Not sure what it is, since the leaf came from another plant I have which originated as a stolen cutting..and I think I might try another way of propagating it, by laying down a leaf with cuts in it, on the medium. Very Thalassa Cruso!!

She was a scream of a tv presenter, in the olden black and white Julia Child days, teddibly English, teddibly expert, teddibly understanding of beginning gardeners, and you can still find some of her video on YouTube.  I think her series was called Making Things Grow. Do look, she's a lot of fun.  I'm aware that some of my neighbors think I'm a scream, too, for similar reasons..but innocent merriment, I could do worse.


The Norfolk Island Pine I took after friend Karen died, since nobody in the family knew much about plants, so I have taken care of it.  It's not a very sturdy specimen, but it's healthy and harmless.  Very slow grower, unlike other specimens I've had.  But it doesn't give up.



The sansevieria is the one I grew from a leaf I cut up, from a friend's specimen. I'd taken care of it over a summer and sent it home from camp much better looking, so I took one leaf in payment.  It's doing fine now,  new plants emerging from the older ones.
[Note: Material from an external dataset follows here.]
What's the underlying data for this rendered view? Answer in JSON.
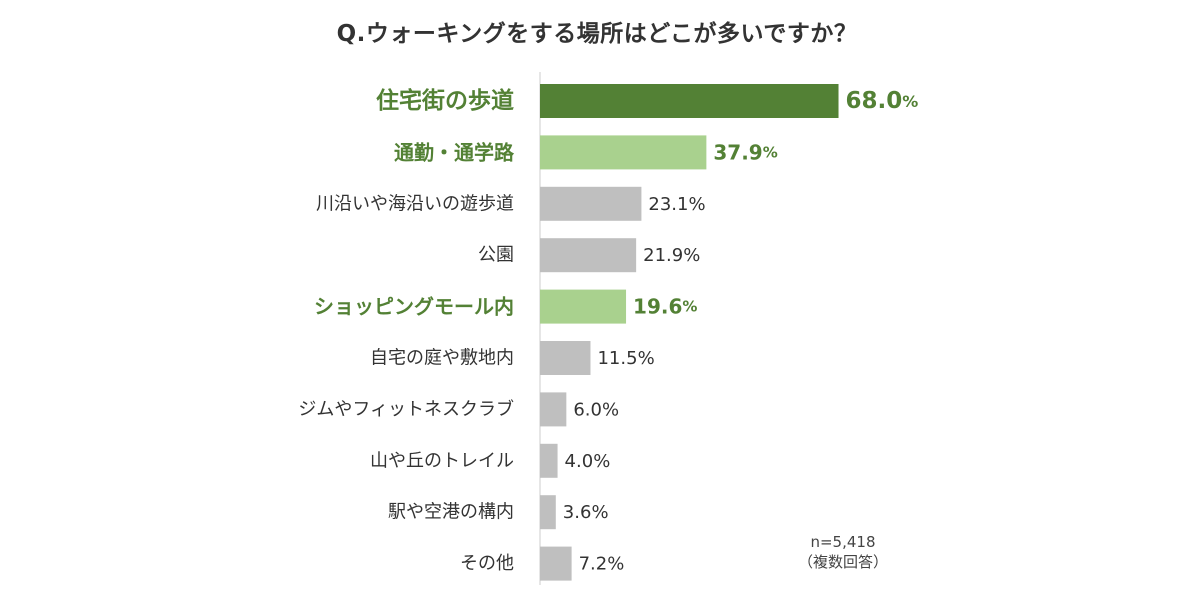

The little pony palm is a recent arrival, from a friend, for intensive care, and I wonder if it's going to make it. No roots at all, but I'll administer benign neglect and see what's what.


And the aloe is not a rescue, I actually bought this from the farmer's market a couple of years ago, and, as you see, it's growing out of its home.  Any local readers who would like a couple of divisions, essential in the kitchen for burn treatment, that's where mine is, just let me know and I'll pot a couple up and we can connect for you to get them. 

Considering their humble origins, these plants look pretty nice these days.  Very entitled.  Reminds me of my first cat, feral Annabelle, I was the only human who could handle her, found in a dumpster, and in no time at all insisting on her rights and the best food, very picky, too.  She liked to slink about among the houseplants, playing tigers in the jungle.